聖剣は、そんな彼女の前に、いつの間にか顕れていた。
「いいこと? 現だろうと元だろうと、あなたは神に選ばれた勇者なのです。何者も、あなたを蔑ろにすることは許されません」
だというのに、この勇者はへにゃりと困ったように笑うのだから。
「でも、もう、勇者じゃないから。もう、誰かを、誰も、助けなくていいの。誰かを助けたら、誰かを傷つけるだけで。もう誰も、助けたくなんて、ない」
たどたどしく、まるで悪いことを口にしたかのように俯く少女は、本当に勇者だ。
誰かを助けなければならないと、無意識に思っている哀れな勇者だ。
「助けなくてよろしいですわ」
「聖女?」
そもそも、助けなければならないから助けるのは、仕事であり、義務だ。
神殿勤めでは正しくお勤めだ。
勤め以外で助ける理由は、善性でしかない。
勇者はその善性でもって、どれほどの献身を行ってきたのだろう。
見返りを求めず、どれほどその身を捧げてきたのか。
答えは出ている。
神がその目を止めるまでに。
神の愛がその身に降り注ぐまでに。
「あなたの行動を咎めるものはおりません。強制するものもおりません。あなたはもう、無理に助けなくてよいのです」
聖剣を賜ったから。神の加護を得たから。勇者となったから。
世界を救え。
魔王を倒せ。
そう望まれた、縋られた、強いられた。
守ることに奔走していた娘に、討伐が押し付けられた。
「あなたは、あなたの望むままに生きなさい」
神を求め、必死に祈り、修行を重ね、ようやく神の裳裾を拝し、お力をお借りすることができるようになった聖女のわたくし。

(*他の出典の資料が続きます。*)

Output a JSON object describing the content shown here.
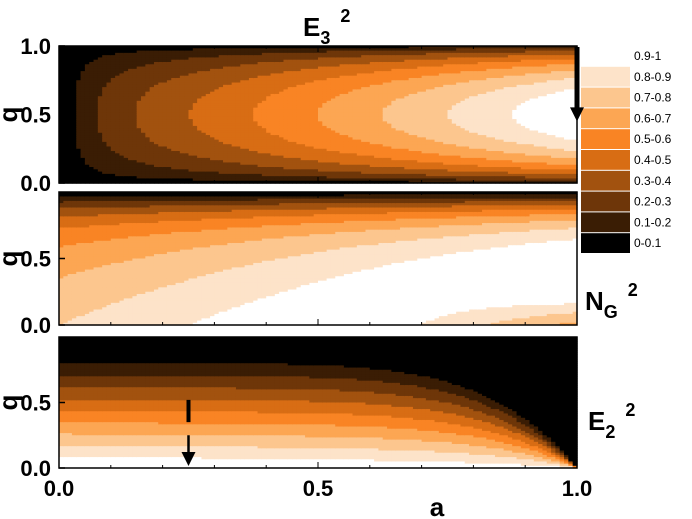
{
  "chart_data": {
    "type": "heatmap",
    "x_axis": {
      "label": "a",
      "range": [
        0.0,
        1.0
      ],
      "ticks": [
        "0.0",
        "0.5",
        "1.0"
      ]
    },
    "colorbar": {
      "levels": [
        "0.9-1",
        "0.8-0.9",
        "0.7-0.8",
        "0.6-0.7",
        "0.5-0.6",
        "0.4-0.5",
        "0.3-0.4",
        "0.2-0.3",
        "0.1-0.2",
        "0-0.1"
      ],
      "colors": [
        "#ffffff",
        "#fde3c9",
        "#fcc68e",
        "#fca653",
        "#f98424",
        "#d86d14",
        "#a2520f",
        "#6e3609",
        "#3a1d04",
        "#000000"
      ]
    },
    "panels": [
      {
        "id": "E3",
        "label_main": "E",
        "label_sub": "3",
        "label_sup": "2",
        "y_axis": {
          "label": "q",
          "range": [
            0.0,
            1.0
          ],
          "ticks": [
            "0.0",
            "0.5",
            "1.0"
          ]
        },
        "annotation": "arrow pointing down at a = 1.0, from q = 1.0 to q = 0.55"
      },
      {
        "id": "NG",
        "label_main": "N",
        "label_sub": "G",
        "label_sup": "2",
        "y_axis": {
          "label": "q",
          "range": [
            0.0,
            1.0
          ],
          "ticks": [
            "0.0",
            "0.5"
          ]
        }
      },
      {
        "id": "E2",
        "label_main": "E",
        "label_sub": "2",
        "label_sup": "2",
        "y_axis": {
          "label": "q",
          "range": [
            0.0,
            1.0
          ],
          "ticks": [
            "0.0",
            "0.5"
          ]
        },
        "annotation": "arrow pointing down at a = 0.25, from q = 0.5 to q = 0.0"
      }
    ]
  }
}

求めずとも、神が目に留め、愛で、手ずから力を与えられた勇者の少女。
聖剣を返したところで、愛し子の行く末を見守る神の眼差しは変わらない。
愛し子を裏切ったあの者たちは、神から見放されるでしょう。
勇者を大事にしていれば、この国は天候にも豊穣にも恵まれていたことでしょうに。
本音を言えば、神に愛される勇者が羨ましい。
それでも。
「わたくしの身命を賭して、あなたを守りましょう」
「さすが姉御、痺れるほどに男前だ。どんな漢も憧れずにはいられまい」
「おい武神、まてや武神、いろいろ間違ってないか。それに美少女二人が向こうで、俺たち男三人そろって空気かよ」
「いや、僕らはめくらましと防音の陣で隠れているだけで、空気は同じだぞ」
「ちげぇよ、誰も空気のことなんざ言ってねぇよ! 魔神は、人間の機微をちっとは学べや」
「残念ながら魔神は自称だから、人間の機微をわざわざ学ぶ必要はないな」
「そういうとこだよ!」
「そうは言うが、疾風よ。お主、今、あの二人の間に、割って入れるか? 俺は遠慮する」
「あんた頑丈だろ、武神、割って入って砕けてこいや」
「なら、僕が行こうかな」
「おお、魔神様のお出ましか! って、珍しいな?」
「勇者からただの人になったあの娘の、名前を呼んでやりたい、いや違うな、僕が呼びたいんだ。今までずっと、勇者、としか呼べなかったあの娘の名前を」
「そう言えば、そうだったな。んじゃ、行くか。一番手は自称魔神な!」
勇者を守るのも、ただの人となったあなたを守るのも、一緒なのです。
何者からも、あなたを守ってみせましょう。
それが、聖女の矜持なのです。
とりあえず、書ききりました。一人称、三人称、取っ散らかりましたが、キニシナイ。書き終わる方が大事、と言い訳しておきます。どうかお目こぼしを。
ついでに。
どうしよう、さいご
人の娘の名を呼ぶ魔神 VS 神の愛し子(勇者)を守る聖女
の構図が浮かんでしまいました。
恋愛タグのつもりはなかったのですが。
ちなみに、聖女のイメージソングは、青天を穿つ です。